A New Mexico teenager battling cancer said she was humiliated by a photographer on school picture day who told her to remove her hat.

Bella Thurston, 13, was diagnosed with ependymoma, a brain and spine tumor, when she was 5 years old. She wears a hat because some of her hair fell out following recent chemotherapy treatments.

“It was just really humiliating and upsetting for me. I was trying hard not to cry. It was just not a good experience,” she told KOAT, the local ABC affiliate in Albuquerque.

Thurston said the photographer told her it was “against policy” for her to be photographed wearing a hat.

“And I was like, ‘OK, so I can’t wear my hat?’ and he was like, ‘No, you can go fix your hair, take your hat off or I won’t take your picture,’ and I didn’t let him take my picture because I didn’t feel that I needed to take my hat off in order for him to take my picture,” she said.

Thurston’s mother, Kara, said she felt helpless after learning about her daughter’s ordeal.

“When something happens to your kid that you can’t fix, it’s heartbreaking,” she said.

Bella said cancer shouldn’t single her out.
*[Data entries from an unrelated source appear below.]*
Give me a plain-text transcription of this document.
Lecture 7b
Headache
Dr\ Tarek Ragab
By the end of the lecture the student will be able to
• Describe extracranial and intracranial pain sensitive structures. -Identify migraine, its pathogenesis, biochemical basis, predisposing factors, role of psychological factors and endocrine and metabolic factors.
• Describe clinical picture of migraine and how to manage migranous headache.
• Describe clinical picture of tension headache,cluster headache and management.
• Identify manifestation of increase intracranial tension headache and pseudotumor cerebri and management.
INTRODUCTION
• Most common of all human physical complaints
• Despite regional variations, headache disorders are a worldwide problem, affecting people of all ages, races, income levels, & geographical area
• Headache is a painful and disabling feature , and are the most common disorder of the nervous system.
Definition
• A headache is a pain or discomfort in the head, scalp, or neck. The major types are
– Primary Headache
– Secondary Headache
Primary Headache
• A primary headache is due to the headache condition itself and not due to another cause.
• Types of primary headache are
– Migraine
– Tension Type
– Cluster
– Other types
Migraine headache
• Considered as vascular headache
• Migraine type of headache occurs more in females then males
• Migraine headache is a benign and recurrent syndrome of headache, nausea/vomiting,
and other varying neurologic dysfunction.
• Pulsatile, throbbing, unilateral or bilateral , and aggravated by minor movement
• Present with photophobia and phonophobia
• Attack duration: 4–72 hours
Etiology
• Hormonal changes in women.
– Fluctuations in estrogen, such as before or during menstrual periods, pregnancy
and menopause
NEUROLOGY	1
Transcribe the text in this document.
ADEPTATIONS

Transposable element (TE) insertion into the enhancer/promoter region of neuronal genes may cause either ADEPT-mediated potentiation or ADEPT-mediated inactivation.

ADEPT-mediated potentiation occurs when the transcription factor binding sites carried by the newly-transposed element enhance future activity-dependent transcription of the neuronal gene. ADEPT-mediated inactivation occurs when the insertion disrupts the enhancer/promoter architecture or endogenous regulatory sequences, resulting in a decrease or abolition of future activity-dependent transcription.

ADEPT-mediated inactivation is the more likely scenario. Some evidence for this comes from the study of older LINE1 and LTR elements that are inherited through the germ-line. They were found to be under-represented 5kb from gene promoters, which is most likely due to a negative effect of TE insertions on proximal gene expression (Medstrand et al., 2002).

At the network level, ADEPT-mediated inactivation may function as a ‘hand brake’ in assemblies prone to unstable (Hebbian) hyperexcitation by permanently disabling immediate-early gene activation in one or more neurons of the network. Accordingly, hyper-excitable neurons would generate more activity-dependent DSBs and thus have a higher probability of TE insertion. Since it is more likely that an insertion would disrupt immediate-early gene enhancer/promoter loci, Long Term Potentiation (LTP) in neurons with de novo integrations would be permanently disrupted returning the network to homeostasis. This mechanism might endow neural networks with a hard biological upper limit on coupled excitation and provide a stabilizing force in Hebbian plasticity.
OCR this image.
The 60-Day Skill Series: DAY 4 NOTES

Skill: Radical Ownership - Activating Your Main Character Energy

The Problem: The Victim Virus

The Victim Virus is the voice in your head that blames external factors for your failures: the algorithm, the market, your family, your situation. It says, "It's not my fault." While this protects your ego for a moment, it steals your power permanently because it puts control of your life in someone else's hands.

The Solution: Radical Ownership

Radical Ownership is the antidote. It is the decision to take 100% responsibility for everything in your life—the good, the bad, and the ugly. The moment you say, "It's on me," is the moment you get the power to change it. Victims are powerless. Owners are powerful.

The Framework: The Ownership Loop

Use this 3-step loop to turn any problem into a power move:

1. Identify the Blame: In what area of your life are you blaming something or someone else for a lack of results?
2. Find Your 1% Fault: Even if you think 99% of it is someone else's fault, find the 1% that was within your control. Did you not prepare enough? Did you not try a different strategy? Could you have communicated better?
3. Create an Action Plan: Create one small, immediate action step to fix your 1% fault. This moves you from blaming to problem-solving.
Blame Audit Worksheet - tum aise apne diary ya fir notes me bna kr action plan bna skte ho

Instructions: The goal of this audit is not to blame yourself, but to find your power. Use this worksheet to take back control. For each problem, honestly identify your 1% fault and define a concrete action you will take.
She just wants to be treated the same as her peers.

“I would like my picture to be taken the normal way and to be in the same spot that it always is in the yearbook,” she said.

A representative from Albuquerque Public Schools said the district met with the photography company, Lifetouch, about the concerns, KOAT reported.

In a statement, the company said that it will be revisiting its training protocol with photographers and has offered Thurston a complimentary photography session.